Root is : 0x3ccb7ba4d737d6c618e864f19c8117e4f6fc934019bfc93fa0e2eb9c892ce655

The MerkleDistributor allows the Admin to post new roots to it. An example of this.

MerkleDistributor allows users to submit proofs with their inital dataset to check if the derived root is equal - it also let’s them batch multiple claims together.
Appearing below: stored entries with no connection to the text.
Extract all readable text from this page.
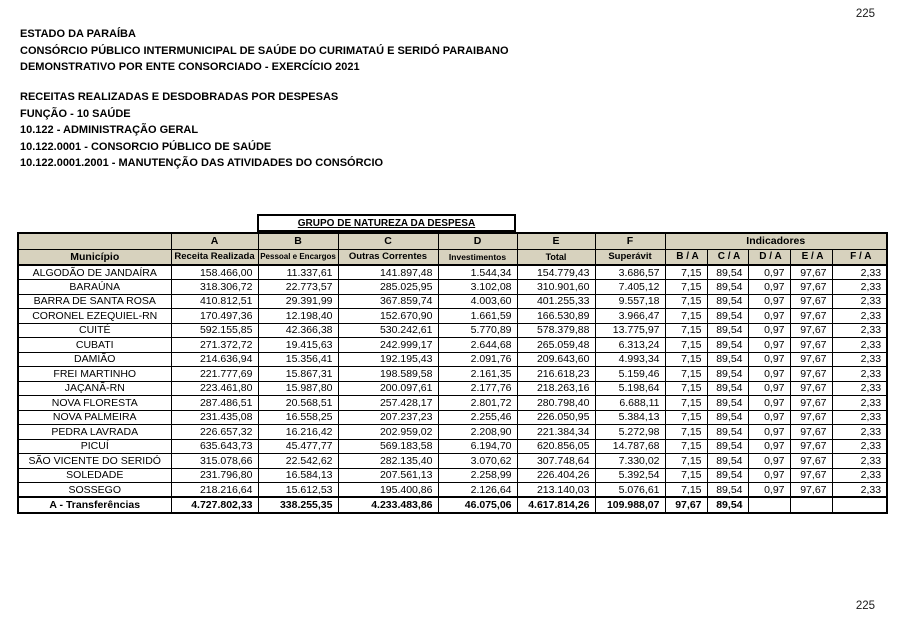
225
ESTADO DA PARAÍBA
CONSÓRCIO PÚBLICO INTERMUNICIPAL DE SAÚDE DO CURIMATAÚ E SERIDÓ PARAIBANO
DEMONSTRATIVO POR ENTE CONSORCIADO - EXERCÍCIO 2021
RECEITAS REALIZADAS E DESDOBRADAS POR DESPESAS
FUNÇÃO - 10 SAÚDE
10.122 - ADMINISTRAÇÃO GERAL
10.122.0001 - CONSORCIO PÚBLICO DE SAÚDE
10.122.0001.2001 - MANUTENÇÃO DAS ATIVIDADES DO CONSÓRCIO
GRUPO DE NATUREZA DA DESPESA
	A	B	C	D	E	F	Indicadores				
Município	Receita Realizada	Pessoal e Encargos	Outras Correntes	Investimentos	Total	Superávit	B / A	C / A	D / A	E / A	F / A
ALGODÃO DE JANDAÍRA	158.466,00	11.337,61	141.897,48	1.544,34	154.779,43	3.686,57	7,15	89,54	0,97	97,67	2,33
BARAÚNA	318.306,72	22.773,57	285.025,95	3.102,08	310.901,60	7.405,12	7,15	89,54	0,97	97,67	2,33
BARRA DE SANTA ROSA	410.812,51	29.391,99	367.859,74	4.003,60	401.255,33	9.557,18	7,15	89,54	0,97	97,67	2,33
CORONEL EZEQUIEL-RN	170.497,36	12.198,40	152.670,90	1.661,59	166.530,89	3.966,47	7,15	89,54	0,97	97,67	2,33
CUITÉ	592.155,85	42.366,38	530.242,61	5.770,89	578.379,88	13.775,97	7,15	89,54	0,97	97,67	2,33
CUBATI	271.372,72	19.415,63	242.999,17	2.644,68	265.059,48	6.313,24	7,15	89,54	0,97	97,67	2,33
DAMIÃO	214.636,94	15.356,41	192.195,43	2.091,76	209.643,60	4.993,34	7,15	89,54	0,97	97,67	2,33
FREI MARTINHO	221.777,69	15.867,31	198.589,58	2.161,35	216.618,23	5.159,46	7,15	89,54	0,97	97,67	2,33
JAÇANÃ-RN	223.461,80	15.987,80	200.097,61	2.177,76	218.263,16	5.198,64	7,15	89,54	0,97	97,67	2,33
NOVA FLORESTA	287.486,51	20.568,51	257.428,17	2.801,72	280.798,40	6.688,11	7,15	89,54	0,97	97,67	2,33
NOVA PALMEIRA	231.435,08	16.558,25	207.237,23	2.255,46	226.050,95	5.384,13	7,15	89,54	0,97	97,67	2,33
PEDRA LAVRADA	226.657,32	16.216,42	202.959,02	2.208,90	221.384,34	5.272,98	7,15	89,54	0,97	97,67	2,33
PICUÍ	635.643,73	45.477,77	569.183,58	6.194,70	620.856,05	14.787,68	7,15	89,54	0,97	97,67	2,33
SÃO VICENTE DO SERIDÓ	315.078,66	22.542,62	282.135,40	3.070,62	307.748,64	7.330,02	7,15	89,54	0,97	97,67	2,33
SOLEDADE	231.796,80	16.584,13	207.561,13	2.258,99	226.404,26	5.392,54	7,15	89,54	0,97	97,67	2,33
SOSSEGO	218.216,64	15.612,53	195.400,86	2.126,64	213.140,03	5.076,61	7,15	89,54	0,97	97,67	2,33
A - Transferências	4.727.802,33	338.255,35	4.233.483,86	46.075,06	4.617.814,26	109.988,07	97,67	89,54			
225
An example of this. (Notice the tokens being newly minted from the null address to the users wallet)

Once claimed, the Distributor stores a record in the state of the claimed leaf, so that repeated claims can be detected and identified to be hidden on the web client.

Summary

Merkle trees are becoming more common to see as developers don’t wish to pay for unnecessary gas costs, especially on chains where the native crypto is expensive.

The technicalities of Merkle trees can be easily hidden by web clients whereby they know nothing about the snapshots or the proofs they need to pass - it can be as simple as showing reward rows.